Kettle, A., 2019.
Anni Albers
Output Type: | Non-peer reviewed article |
Publication: | Journal of Modern Craft |
Publisher: | Taylor & Francis (Routledge) |
ISBN/ISSN: | 1749-6772 |
URL: | www.tandfonline.com/toc/rfmc20/current |
Volume/Issue: | 12 (1) |
Pagination: | pp. 67-71 |
Anni Albers
Tate Modern, London, UK, 11 October 2018-27 January 2019.
Exhibition Catalogue: Coxon, Ann, Fer, Briony and Müller-Schareck, Maria, eds. Anni Albers. London, UK: Tate Modern, 2018.

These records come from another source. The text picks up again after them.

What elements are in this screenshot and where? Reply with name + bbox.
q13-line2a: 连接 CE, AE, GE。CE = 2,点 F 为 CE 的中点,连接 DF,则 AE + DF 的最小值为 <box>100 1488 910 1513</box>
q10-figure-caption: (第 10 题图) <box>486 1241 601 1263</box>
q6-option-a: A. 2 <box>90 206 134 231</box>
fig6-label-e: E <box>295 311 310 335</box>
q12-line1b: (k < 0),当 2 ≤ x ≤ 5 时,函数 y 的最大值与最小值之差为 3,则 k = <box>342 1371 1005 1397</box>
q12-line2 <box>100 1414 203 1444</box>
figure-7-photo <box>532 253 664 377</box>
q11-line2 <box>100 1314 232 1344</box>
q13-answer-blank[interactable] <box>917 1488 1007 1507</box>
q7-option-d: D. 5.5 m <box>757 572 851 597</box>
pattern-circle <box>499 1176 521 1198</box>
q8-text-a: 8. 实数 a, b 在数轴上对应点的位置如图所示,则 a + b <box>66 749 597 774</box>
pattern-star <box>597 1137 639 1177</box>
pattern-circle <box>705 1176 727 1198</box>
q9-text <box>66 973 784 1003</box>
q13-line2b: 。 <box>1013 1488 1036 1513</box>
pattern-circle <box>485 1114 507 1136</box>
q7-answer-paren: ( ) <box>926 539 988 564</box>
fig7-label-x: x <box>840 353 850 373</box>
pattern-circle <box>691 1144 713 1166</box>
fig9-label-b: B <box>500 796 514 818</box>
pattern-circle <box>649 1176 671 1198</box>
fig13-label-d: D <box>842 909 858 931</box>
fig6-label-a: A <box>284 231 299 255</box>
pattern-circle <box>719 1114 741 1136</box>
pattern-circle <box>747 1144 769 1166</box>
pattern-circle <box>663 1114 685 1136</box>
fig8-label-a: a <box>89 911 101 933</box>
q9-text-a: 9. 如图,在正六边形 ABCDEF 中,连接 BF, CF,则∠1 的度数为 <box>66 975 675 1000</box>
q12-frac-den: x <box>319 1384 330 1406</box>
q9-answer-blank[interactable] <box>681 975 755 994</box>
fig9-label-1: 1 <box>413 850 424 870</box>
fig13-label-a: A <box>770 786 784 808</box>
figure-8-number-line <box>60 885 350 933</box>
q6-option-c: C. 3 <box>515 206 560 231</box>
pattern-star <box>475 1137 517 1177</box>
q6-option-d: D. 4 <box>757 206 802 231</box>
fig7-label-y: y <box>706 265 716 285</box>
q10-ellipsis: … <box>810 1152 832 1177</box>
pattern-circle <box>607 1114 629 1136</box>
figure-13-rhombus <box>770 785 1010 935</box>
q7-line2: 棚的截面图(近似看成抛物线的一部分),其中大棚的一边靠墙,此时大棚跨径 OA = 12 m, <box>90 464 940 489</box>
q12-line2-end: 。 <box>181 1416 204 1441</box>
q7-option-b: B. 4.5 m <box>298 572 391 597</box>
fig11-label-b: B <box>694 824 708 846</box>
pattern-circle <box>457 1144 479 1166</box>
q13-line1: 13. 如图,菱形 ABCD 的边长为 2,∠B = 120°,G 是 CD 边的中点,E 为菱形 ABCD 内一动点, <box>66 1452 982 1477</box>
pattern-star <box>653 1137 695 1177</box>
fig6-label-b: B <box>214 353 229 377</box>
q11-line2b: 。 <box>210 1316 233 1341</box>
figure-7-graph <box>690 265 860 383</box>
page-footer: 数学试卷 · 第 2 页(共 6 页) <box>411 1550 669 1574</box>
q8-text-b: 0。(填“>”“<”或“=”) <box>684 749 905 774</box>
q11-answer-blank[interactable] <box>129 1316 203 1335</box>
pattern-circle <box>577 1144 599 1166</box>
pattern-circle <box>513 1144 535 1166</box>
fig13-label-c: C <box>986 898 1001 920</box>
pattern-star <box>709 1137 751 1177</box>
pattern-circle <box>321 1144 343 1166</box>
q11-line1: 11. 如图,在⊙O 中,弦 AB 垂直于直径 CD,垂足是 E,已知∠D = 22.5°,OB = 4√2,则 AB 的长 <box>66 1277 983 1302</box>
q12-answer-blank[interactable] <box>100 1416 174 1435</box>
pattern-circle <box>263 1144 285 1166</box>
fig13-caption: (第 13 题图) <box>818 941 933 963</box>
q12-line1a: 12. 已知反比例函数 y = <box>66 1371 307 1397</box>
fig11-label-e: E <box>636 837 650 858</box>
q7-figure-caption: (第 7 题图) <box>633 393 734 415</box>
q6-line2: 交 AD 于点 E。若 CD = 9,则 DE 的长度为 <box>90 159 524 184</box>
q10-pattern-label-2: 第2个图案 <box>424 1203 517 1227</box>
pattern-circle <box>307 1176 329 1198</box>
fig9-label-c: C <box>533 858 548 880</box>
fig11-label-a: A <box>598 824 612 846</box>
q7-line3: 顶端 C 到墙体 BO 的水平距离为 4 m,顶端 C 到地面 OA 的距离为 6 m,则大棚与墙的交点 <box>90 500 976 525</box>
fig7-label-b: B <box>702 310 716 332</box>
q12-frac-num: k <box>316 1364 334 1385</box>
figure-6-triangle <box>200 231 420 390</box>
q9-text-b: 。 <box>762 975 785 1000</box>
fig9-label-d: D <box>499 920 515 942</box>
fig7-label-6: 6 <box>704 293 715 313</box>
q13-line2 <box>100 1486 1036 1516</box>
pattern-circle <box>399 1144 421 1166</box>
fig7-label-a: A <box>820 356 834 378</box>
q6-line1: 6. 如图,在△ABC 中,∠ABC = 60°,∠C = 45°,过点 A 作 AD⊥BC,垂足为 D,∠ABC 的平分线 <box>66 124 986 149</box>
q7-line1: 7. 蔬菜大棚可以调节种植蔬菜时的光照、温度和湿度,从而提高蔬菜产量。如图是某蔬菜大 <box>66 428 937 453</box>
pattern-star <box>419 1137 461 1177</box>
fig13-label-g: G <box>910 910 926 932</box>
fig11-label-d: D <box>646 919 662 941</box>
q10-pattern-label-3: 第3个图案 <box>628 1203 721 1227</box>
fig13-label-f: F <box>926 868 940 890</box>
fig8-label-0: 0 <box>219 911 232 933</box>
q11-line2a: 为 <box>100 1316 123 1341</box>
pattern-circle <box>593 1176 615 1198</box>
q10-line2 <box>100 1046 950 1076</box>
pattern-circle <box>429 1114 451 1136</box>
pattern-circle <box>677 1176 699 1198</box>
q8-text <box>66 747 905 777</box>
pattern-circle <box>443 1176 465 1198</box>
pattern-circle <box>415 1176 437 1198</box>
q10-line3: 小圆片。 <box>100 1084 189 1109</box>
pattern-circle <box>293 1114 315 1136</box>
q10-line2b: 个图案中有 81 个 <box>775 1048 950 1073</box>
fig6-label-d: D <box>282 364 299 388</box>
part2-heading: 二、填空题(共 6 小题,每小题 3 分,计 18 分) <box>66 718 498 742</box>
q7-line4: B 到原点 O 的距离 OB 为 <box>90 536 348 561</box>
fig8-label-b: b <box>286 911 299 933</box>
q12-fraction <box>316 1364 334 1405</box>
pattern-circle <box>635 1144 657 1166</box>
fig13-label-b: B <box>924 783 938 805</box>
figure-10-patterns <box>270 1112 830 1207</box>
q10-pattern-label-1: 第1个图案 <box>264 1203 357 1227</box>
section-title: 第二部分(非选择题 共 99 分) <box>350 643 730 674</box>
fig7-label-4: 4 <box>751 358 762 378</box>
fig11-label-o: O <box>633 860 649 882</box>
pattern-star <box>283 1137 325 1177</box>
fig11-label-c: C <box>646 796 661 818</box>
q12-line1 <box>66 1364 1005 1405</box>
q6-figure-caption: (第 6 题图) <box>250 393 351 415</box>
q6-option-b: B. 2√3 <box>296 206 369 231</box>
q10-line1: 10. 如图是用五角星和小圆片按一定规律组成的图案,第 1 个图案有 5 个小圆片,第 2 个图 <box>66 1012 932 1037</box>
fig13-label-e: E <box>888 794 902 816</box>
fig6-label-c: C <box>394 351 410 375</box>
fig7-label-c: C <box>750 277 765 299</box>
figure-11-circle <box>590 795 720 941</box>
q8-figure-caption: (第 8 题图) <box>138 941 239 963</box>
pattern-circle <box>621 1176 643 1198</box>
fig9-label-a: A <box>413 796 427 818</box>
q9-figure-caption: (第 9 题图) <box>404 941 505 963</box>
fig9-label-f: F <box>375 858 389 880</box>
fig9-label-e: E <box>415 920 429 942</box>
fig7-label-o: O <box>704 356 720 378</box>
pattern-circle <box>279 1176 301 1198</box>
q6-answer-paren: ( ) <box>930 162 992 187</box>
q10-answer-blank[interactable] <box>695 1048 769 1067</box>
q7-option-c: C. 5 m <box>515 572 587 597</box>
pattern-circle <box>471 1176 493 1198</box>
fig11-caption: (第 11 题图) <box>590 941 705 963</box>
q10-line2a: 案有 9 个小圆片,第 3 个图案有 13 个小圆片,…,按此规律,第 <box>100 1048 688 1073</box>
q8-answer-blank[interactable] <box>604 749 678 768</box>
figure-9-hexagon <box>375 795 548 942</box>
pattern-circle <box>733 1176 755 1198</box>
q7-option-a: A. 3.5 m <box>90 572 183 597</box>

The Anni Albers exhibition, unusually for Tate Modern, opens with a twelve-shaft Countermarch handloom comparable to the one that Albers used in her studio in Connecticut, US. It ends with a film showing her reassembled loom in action. This bookending of the show with the hand weaver's instrument emphasises the traceability of material, the possibilities of making with its various stages of change. Albers talks in her writing about material possibilities of speculation, the slow physical realisation of work. She describes herself as being led by thread, as "an active process, ... a listening for the dictation of the material and a taking in of the laws of harmony." For Albers, who titled later work "the event of the thread", weave set ideas in motion as a way of questioning and conceptualising our being present in the world. This major exhibition at the Tate Modern, London, is without question the event both of the thread and of Albers, compelling in its colour, intensely realised through complex weave structures, multiple grids, meandering lines and layered surfaces. In what is remarkably the first major showing of Albers's work, the exhibition draws attention to the overlooked contribution of women artists and of applied artistic practice, both historically relegated as subsidiary to the fine arts. It reclaims the importance of women's practice through the subject of the groundbreaking artist Albers, (who as a woman was directed into weave at the Bauhaus) but also in the curatorial team, Ann Coxon at the Tate, Briony Fer University of London and Maria MullerSchareck at the Kunstsaammlung NordrheinWestfalen. The exhibition is informed from a female view, showing the multi-faceted and interconnected nature of Albers's practice, her theoretical thinking, teaching, writing, collecting, designing and making. Albers can be seen as a revolutionary thinker, her writing sits alongside her weaving as importantly testing established thought.